Pieter Toerien and Shirley Firth went into partnership circa 1971. They presented Who Killed Santa Claus? in 1971, Don't Start Without Me, No Sex Please, We're British, Wait Until Dark at the Intimate in 1972, Suddenly at Home, Crown Matrimonial. They also brought Libby Morris to star in Just Libby in December 1973. Terence Rattigan’s In Praise of Love was staged in 1974. They also got John Fernald to direct Hildegard Neil in a revival of Private Lives, and Heather Lloyd-Jones to star in Jerome Chodorov’s A Community of Two. Not Bloody Likely was presented at the Intimate in 1975 as well as The Pay-Off that same year.
They revived Tennessee Williams’s A Streetcar Named Desire with Michael McGovern and Anne Rogers in 1975. In 1976 they brought back Owen Holder to star in Royce Ryton’s For the Woman I Love. Otherwise Engaged, On Approval and Double Edge followed.
They took a lease on the Little Theatre and renamed it the Barnato Theatre, after mining magnate Barney Barnato. Their opening productions were Caught in the Act, (1976), Amadeus (1976), Royce Ryton’s The Other Side of the Swamp starring Ryton himself.
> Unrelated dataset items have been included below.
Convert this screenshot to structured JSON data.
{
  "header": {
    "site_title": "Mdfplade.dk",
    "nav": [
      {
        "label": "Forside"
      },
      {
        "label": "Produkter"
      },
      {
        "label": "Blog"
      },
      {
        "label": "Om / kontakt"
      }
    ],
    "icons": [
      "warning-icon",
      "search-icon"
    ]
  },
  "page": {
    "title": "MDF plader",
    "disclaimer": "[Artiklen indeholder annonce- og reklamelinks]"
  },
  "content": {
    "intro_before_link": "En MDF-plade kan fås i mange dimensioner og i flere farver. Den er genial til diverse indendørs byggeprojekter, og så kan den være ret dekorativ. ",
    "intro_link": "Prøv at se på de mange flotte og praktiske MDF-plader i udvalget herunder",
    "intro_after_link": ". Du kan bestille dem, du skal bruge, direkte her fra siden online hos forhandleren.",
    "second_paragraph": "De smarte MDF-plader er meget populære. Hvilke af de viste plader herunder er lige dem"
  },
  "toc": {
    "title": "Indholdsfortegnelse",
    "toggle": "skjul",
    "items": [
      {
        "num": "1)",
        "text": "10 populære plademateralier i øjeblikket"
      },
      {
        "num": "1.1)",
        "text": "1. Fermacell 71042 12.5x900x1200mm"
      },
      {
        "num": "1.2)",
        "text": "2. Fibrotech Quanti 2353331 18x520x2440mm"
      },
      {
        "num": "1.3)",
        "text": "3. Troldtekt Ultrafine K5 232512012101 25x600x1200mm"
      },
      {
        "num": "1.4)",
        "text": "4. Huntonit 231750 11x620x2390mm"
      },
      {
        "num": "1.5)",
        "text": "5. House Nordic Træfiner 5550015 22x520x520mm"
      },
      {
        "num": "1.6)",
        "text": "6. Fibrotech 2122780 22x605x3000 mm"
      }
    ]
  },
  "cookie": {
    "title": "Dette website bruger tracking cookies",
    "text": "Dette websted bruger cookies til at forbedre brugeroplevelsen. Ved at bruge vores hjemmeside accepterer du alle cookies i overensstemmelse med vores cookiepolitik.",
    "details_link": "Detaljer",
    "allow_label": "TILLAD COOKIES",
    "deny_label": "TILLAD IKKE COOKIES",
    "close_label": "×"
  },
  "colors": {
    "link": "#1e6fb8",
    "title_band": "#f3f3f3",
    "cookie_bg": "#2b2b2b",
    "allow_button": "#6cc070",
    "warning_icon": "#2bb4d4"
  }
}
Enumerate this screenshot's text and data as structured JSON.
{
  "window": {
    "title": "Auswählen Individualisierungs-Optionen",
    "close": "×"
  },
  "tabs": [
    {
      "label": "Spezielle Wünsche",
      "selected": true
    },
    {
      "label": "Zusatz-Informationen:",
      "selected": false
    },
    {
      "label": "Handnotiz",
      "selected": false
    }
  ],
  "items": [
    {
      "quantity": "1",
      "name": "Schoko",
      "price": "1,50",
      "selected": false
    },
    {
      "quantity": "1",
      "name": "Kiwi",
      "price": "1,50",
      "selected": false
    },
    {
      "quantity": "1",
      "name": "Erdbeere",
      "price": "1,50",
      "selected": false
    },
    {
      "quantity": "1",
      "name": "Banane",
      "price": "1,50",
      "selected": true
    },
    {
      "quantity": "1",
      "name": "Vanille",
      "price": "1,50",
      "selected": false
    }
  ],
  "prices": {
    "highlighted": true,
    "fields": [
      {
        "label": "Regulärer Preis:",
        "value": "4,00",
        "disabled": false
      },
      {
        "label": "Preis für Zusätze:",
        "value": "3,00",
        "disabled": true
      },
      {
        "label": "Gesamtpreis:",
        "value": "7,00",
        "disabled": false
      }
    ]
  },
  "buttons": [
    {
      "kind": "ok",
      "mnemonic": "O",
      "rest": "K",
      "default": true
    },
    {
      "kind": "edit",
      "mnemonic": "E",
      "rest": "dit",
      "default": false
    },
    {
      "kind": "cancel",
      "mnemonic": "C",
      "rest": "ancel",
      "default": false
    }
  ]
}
They staged William Douglas Home’s The Kingfisher at the Intimate Theatre in 1977, The Monkey Walk (Barnato Theatre 1977), Shut Your Eyes and Think of England (Intimate from 1978 to January 1979), Cause Célèbre (1978. It ran at the André Huguenet Theatre for nine months), The Unvarnished Truth (Intimate in 1979), Mothers and Fathers ' Barnato Theatre 1980]], A Life (Brooke Theatre 1980), Happy Birthday ' (Intimate Theatre 1980), Stage Struck (1980), Rose (Intimate Theatre 1980/1981).
Their lease of the Intimate Theatre was to expire on the 31 January 1983. Pieter Toerien and Shirley Firth staged their last joint production there in September 1982 namely the Baxter Theatre production of Robert Kirby’s It's a Boy!.